Purchasing any game from the store web site will give you PDF files for the season you purchased (player cards and the season handbook) plus the rule book and odd play booklet.
To actually play the game, you’ll need three 10-sided dice of different colors. (The rule book assumes your dice are colored red, white and green.)
Will you be offering past seasons?
Definitely! I’m a big baseball history nerd. (If you follow me on Goodreads, you’ll see I have a borderline pathological habit going.)
Now that the site is finally up, I’ll be getting to work on some older seasons.
Look for me to jump around so that there are constantly new offerings across all of baseball major eras no matter whether you’re a fan of Ross Barnes, Cap Anson, Honus Wagner, Ty Cobb, Babe Ruth, Lou Gehrig, Ted Williams, Mickey Mantle, Willie Mays, Joe Morgan, Rickey Henderson, Barry Bonds or Albert Pujols.

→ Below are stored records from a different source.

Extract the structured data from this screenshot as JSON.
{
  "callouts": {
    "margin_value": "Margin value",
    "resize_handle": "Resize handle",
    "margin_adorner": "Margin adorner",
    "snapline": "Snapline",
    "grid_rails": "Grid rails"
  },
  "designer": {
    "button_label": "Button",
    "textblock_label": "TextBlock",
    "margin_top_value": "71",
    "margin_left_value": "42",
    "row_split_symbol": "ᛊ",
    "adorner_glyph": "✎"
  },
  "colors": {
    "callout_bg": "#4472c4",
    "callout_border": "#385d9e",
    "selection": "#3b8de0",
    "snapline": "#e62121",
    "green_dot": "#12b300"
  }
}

I’ll get them all up here as soon as possible!
Is there a printed version available for purchase?
But that’s something I’ll be considering.
Generally speaking, in order to make things even remotely affordable for printing, you need to have a minimum order.
I didn’t want to go the route of needing to have a minimum number of people pre-commit payment for a season before being able to release it.
I’d much rather just have a bunch of seasons available for the cheaper, print-at-home option that enables you to start rolling games within minutes of posting your payment.
Still, for those who don’t want to print and cut cards themselves, this is something I’ll be looking into. I get the appeal of having a boxed set appear in your mailbox, and I want that option as well.
Do you accept checks?
I’ve had enough feedback from people who don’t want to pay with a credit card that I will probably have to go ahead and set up a PO Box sometime soon.
When that happens, I’ll update this answer and send out messages on social media accounts.
Who is the “pivot man” on double plays?
Ignore some of the modern 4-5-3 double plays that result from shifts and stick to the traditional pivot men.
That means that on a ground ball to the left side of the infield (G5h, G6h), the second baseman will cover.
On a ground ball to the right side (G3h, G4h), the shortstop covers.
With a ground ball to the pitcher (G1h), things get a little trickier.
Usually, with a right-handed batter up, the second baseman cheats closer to the bag. With a left-handed batter up, the shortstop is closer to the bag.
Think of it this way – the defense is going to cheat towards the batter’s pull side. With a right-handed batter up, you need that shortstop in the hole. You can’t afford to shade him toward the middle of the infield.
With that being said, on a G1h, your pivot man is either the second baseman (with a left-handed batter up) or the shortstop (with a right-handed batter up).
Note that that rule also applies to who to credit for the putout when a runner is caught stealing. If there is a CS with a right-handed batter up, the out goes 2-4. With a left-handed batter up, it’s a 2-6.